FILE - Supporters of Greece's extreme right Golden Dawn raise torches during a rally commemorating a 1996 military incident which cost the lives of three Greek navy officers and brought Greece and Turkey to the brink of war, in Athens, on Saturday, Feb. 2, 2019. (AP Photo/Yorgos Karahalis)

ATHENS – Bounced out of the Greek Parliament in July 7 snap elections after falling out of favor with voters, the accused neo-Nazi Golden Dawn party, with all its 15 lawmakers on trial on charges of running a criminal gang, can’t afford the rent on its headquarters.

The party cut off from state funding by Parliament in 2013, losing taxpayer subsidies that are given to political groups represented in the 300-member body, with no accounting of how the money is being spent.

Golden Dawn, its hierarchy in the fourth year of a trial that also involves dozens of members, has it main offices on the major thoroughfare of  Mesogeion Avenue in the neighborhood of Ambelokipi.

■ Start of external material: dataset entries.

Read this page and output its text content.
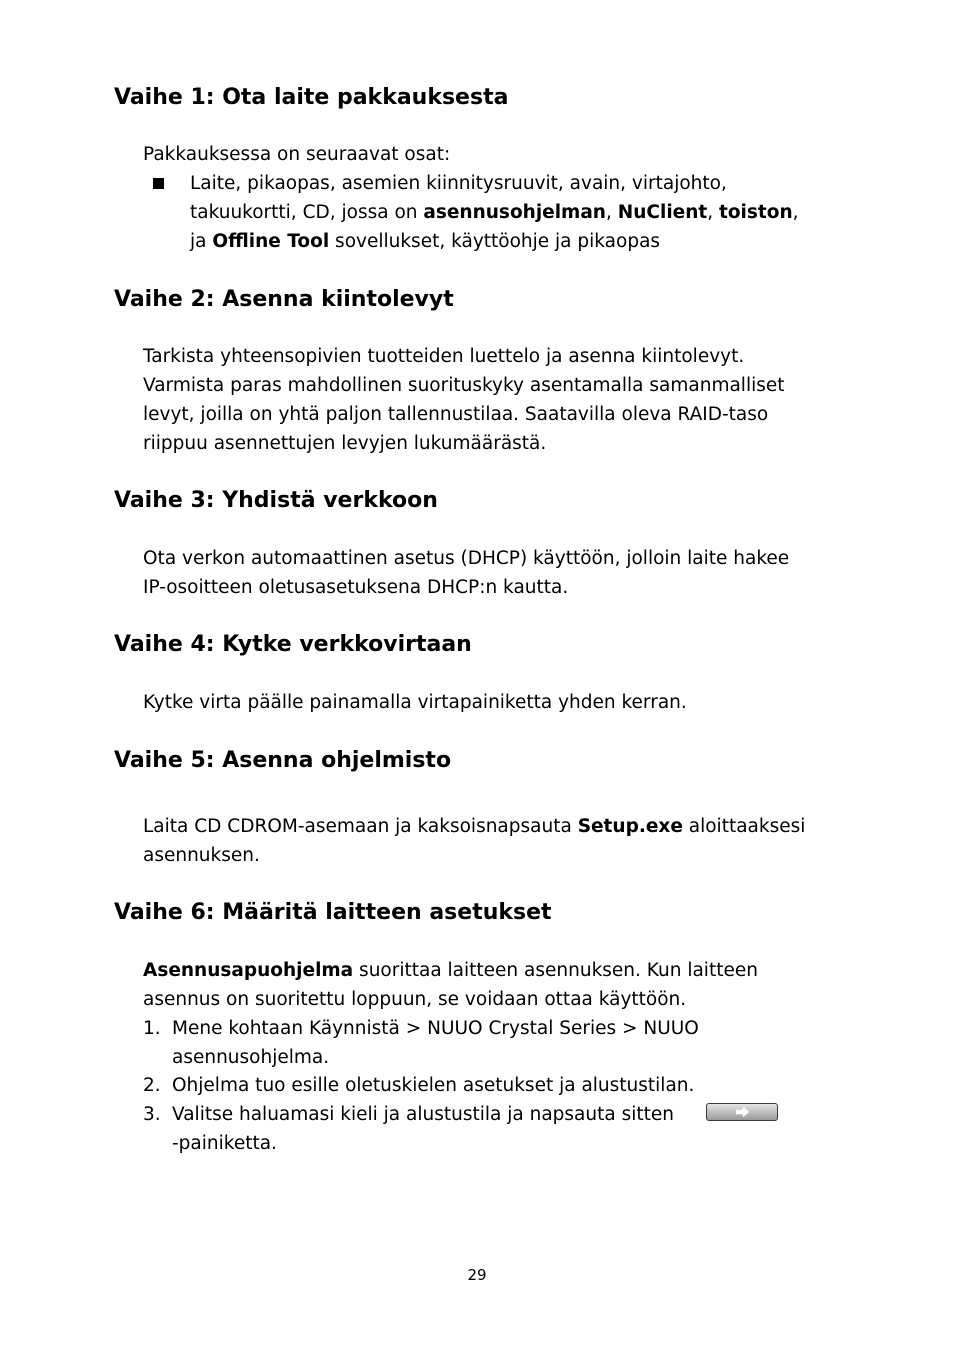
Vaihe 1: Ota laite pakkauksesta

Pakkauksessa on seuraavat osat:

Laite, pikaopas, asemien kiinnitysruuvit, avain, virtajohto,
takuukortti, CD, jossa on asennusohjelman, NuClient, toiston,
ja Offline Tool sovellukset, käyttöohje ja pikaopas

Vaihe 2: Asenna kiintolevyt

Tarkista yhteensopivien tuotteiden luettelo ja asenna kiintolevyt.
Varmista paras mahdollinen suorituskyky asentamalla samanmalliset
levyt, joilla on yhtä paljon tallennustilaa. Saatavilla oleva RAID-taso
riippuu asennettujen levyjen lukumäärästä.

Vaihe 3: Yhdistä verkkoon

Ota verkon automaattinen asetus (DHCP) käyttöön, jolloin laite hakee
IP-osoitteen oletusasetuksena DHCP:n kautta.

Vaihe 4: Kytke verkkovirtaan

Kytke virta päälle painamalla virtapainiketta yhden kerran.

Vaihe 5: Asenna ohjelmisto

Laita CD CDROM-asemaan ja kaksoisnapsauta Setup.exe aloittaaksesi
asennuksen.

Vaihe 6: Määritä laitteen asetukset

Asennusapuohjelma suorittaa laitteen asennuksen. Kun laitteen
asennus on suoritettu loppuun, se voidaan ottaa käyttöön.

1. Mene kohtaan Käynnistä > NUUO Crystal Series > NUUO
asennusohjelma.

2. Ohjelma tuo esille oletuskielen asetukset ja alustustilan.

3. Valitse haluamasi kieli ja alustustila ja napsauta sitten
-painiketta.

29
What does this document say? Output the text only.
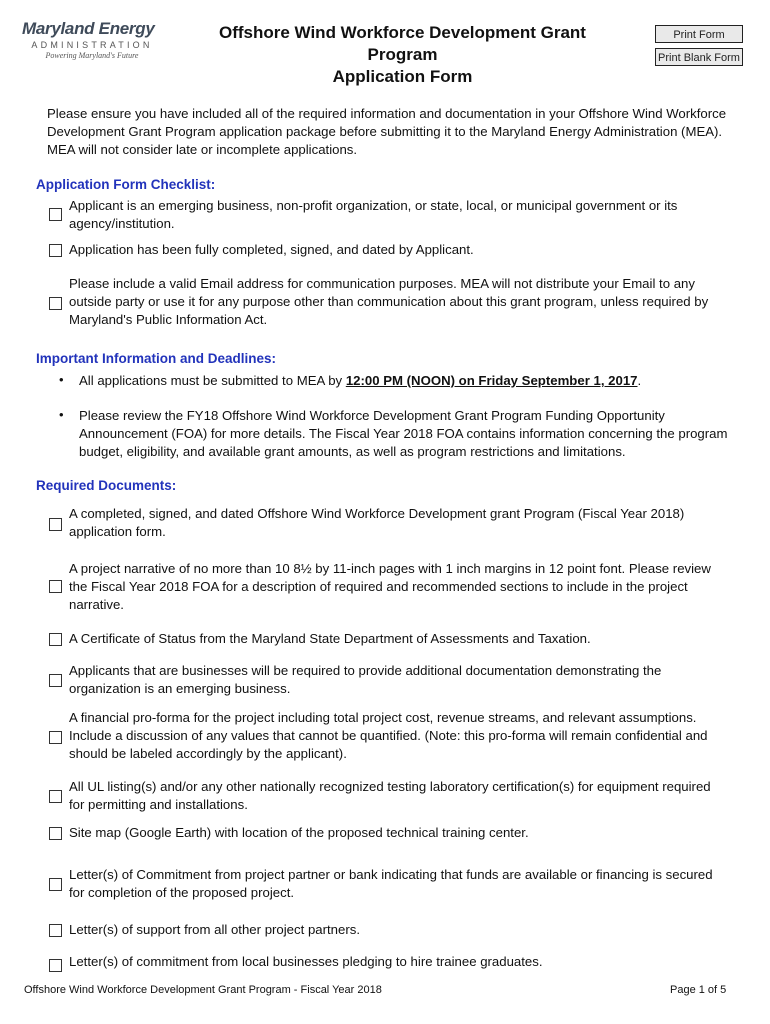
Maryland Energy
ADMINISTRATION
Powering Maryland's Future
Offshore Wind Workforce Development Grant Program
Application Form
Print Form
Print Blank Form
Please ensure you have included all of the required information and documentation in your Offshore Wind Workforce Development Grant Program application package before submitting it to the Maryland Energy Administration (MEA). MEA will not consider late or incomplete applications.
Application Form Checklist:
Applicant is an emerging business, non-profit organization, or state, local, or municipal government or its agency/institution.
Application has been fully completed, signed, and dated by Applicant.
Please include a valid Email address for communication purposes. MEA will not distribute your Email to any outside party or use it for any purpose other than communication about this grant program, unless required by Maryland's Public Information Act.
Important Information and Deadlines:
• All applications must be submitted to MEA by 12:00 PM (NOON) on Friday September 1, 2017.
• Please review the FY18 Offshore Wind Workforce Development Grant Program Funding Opportunity Announcement (FOA) for more details. The Fiscal Year 2018 FOA contains information concerning the program budget, eligibility, and available grant amounts, as well as program restrictions and limitations.
Required Documents:
A completed, signed, and dated Offshore Wind Workforce Development grant Program (Fiscal Year 2018) application form.
A project narrative of no more than 10 8½ by 11-inch pages with 1 inch margins in 12 point font. Please review the Fiscal Year 2018 FOA for a description of required and recommended sections to include in the project narrative.
A Certificate of Status from the Maryland State Department of Assessments and Taxation.
Applicants that are businesses will be required to provide additional documentation demonstrating the organization is an emerging business.
A financial pro-forma for the project including total project cost, revenue streams, and relevant assumptions. Include a discussion of any values that cannot be quantified. (Note: this pro-forma will remain confidential and should be labeled accordingly by the applicant).
All UL listing(s) and/or any other nationally recognized testing laboratory certification(s) for equipment required for permitting and installations.
Site map (Google Earth) with location of the proposed technical training center.
Letter(s) of Commitment from project partner or bank indicating that funds are available or financing is secured for completion of the proposed project.
Letter(s) of support from all other project partners.
Letter(s) of commitment from local businesses pledging to hire trainee graduates.
Offshore Wind Workforce Development Grant Program - Fiscal Year 2018	Page 1 of 5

The party has relied on contributions from party lawmakers who get generous salaries, now losing those as they won’t be in Parliament, with Kathimerini reporting on the party’s woes after it got 2.95 percent of the vote, just 0.5 percent short of the threshold needed to get back into Parliament.

Yiannis Lagos, a former deputy who in May was elected as a Member of the European Parliament, said he was becoming an independent because he disagreed with party policy, with party leaders demanding he give up his seat, but didn’t.

Lagos is among more than a dozen senior GD members on trial for belonging to a criminal gang that attacked immigrants and leftists, with one accused of the 2013 murder of anti-Fascist hip-hop artist Pavlos Fyssas.